25 October 2011
Listening to Stephen Ratcliffe
Jacket 2 has consistently curated some really spectacular features since its launch at the beginning of the year, but this new spread on Stephen Ratcliffe, edited by Julia Bloch, is really something to behold!
Featuring critical contributions by Vincent Broqua, Norman Fischer, Ariel Goldberg, Carol Watts, and myself, along with interviews instigated by the likes of Linda Russo, Jonathan Skinner, and Jeffrey Schrader, the feature offers a plethora of perspectives on this crucial (and often overlooked) body of work. "Listening to Stephen Ratcliffe" also features some of Stephen's thinking on his own project, including crucial "critical" interventions such as "Words as 'things' ('actions'/'events')" and "Reading 'sound.'"
My own contribution, "Stephen Ratcliffe's Hamlet," focuses on Ratcliffe's Reading the Unseen: (Offstage) Hamlet (Counterpath Press, 2010), a remarkable book about the play, the poetics of off-stage action, and the labor of poetry. Here are the first two paragraphs of my contribution in hopes you'll stop by Jacket 2 and read around the feature:
In the early 1990s, Phillip Foss and Charles Bernstein coedited a special double issue of Tyuonyi ostensibly addressing contemporary tendencies in late twentieth-century poetry. To do so, they distributed a short survey asking participants to address what they called “patterns, contexts and time,” shaping (sharpening?) a praxis of the present by investigating the social and political factors influencing (both positively and negatively) tendencies in contemporary writing. In response to the question “What patterns, if any, do you see developing that are presently influencing habits of reading or readership within poetry?” Stephen Ratcliffe curiously addressed his contemporary scene by invoking none other than William Shakespeare: “The writing of today that most engages my attention reminds me of Shakespeare’s plays; one doesn’t so much want to ask ‘What is the meaning?’ but rather ‘Where does the meaning lie?’ — which is to say, ‘How does the work make meaning?’”

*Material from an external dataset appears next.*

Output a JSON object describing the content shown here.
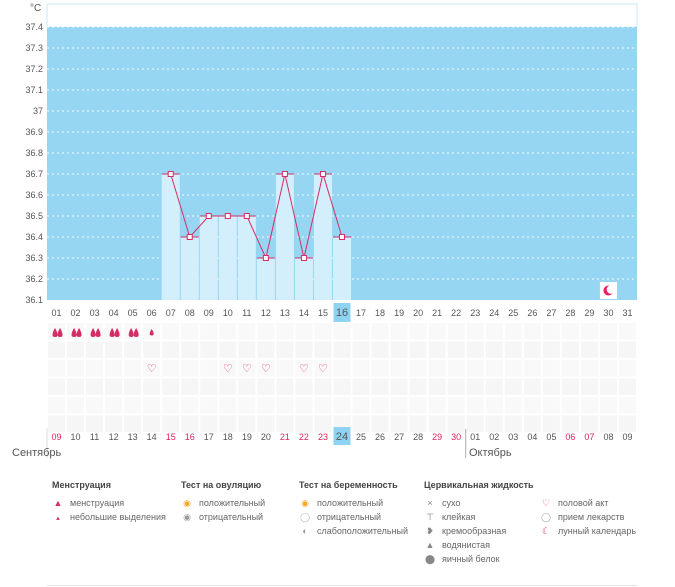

I’m immediately reminded of a dictum adduced by the Italian philosopher Giorgio Agamben that “the contemporary … must firmly hold his gaze on his own time,” in order to stare squarely into darkness — to face the aporias, the crucial absences that all but define one’s contemporary scene (despite the glare of the popular, the fashionable — the bellicose glare of what comes to stand, for better or worse, for an age and our participation in it). For Ratcliffe, however, Shakespeare offers the possibility to read what a text does rather than what it says — to stare into the darkness of meaning in order to meditate more intensely on how it works. He writes that Shakespeare’s words “send a current my way, through the ear by way of the syllable, whose sense so to speak won’t hold still, isn’t easily tamed, caged or made in any way to fit the pigeon-hole paraphrase would set to trap it, chew it up, digest away the play.” Shakespeare, then, is Ratcliffe’s closest contemporary, for he is precisely the poet (to use Agamben’s terminology) who knows how to see this obscurity — “who is able to write dipping his pen in the obscurity of the present.”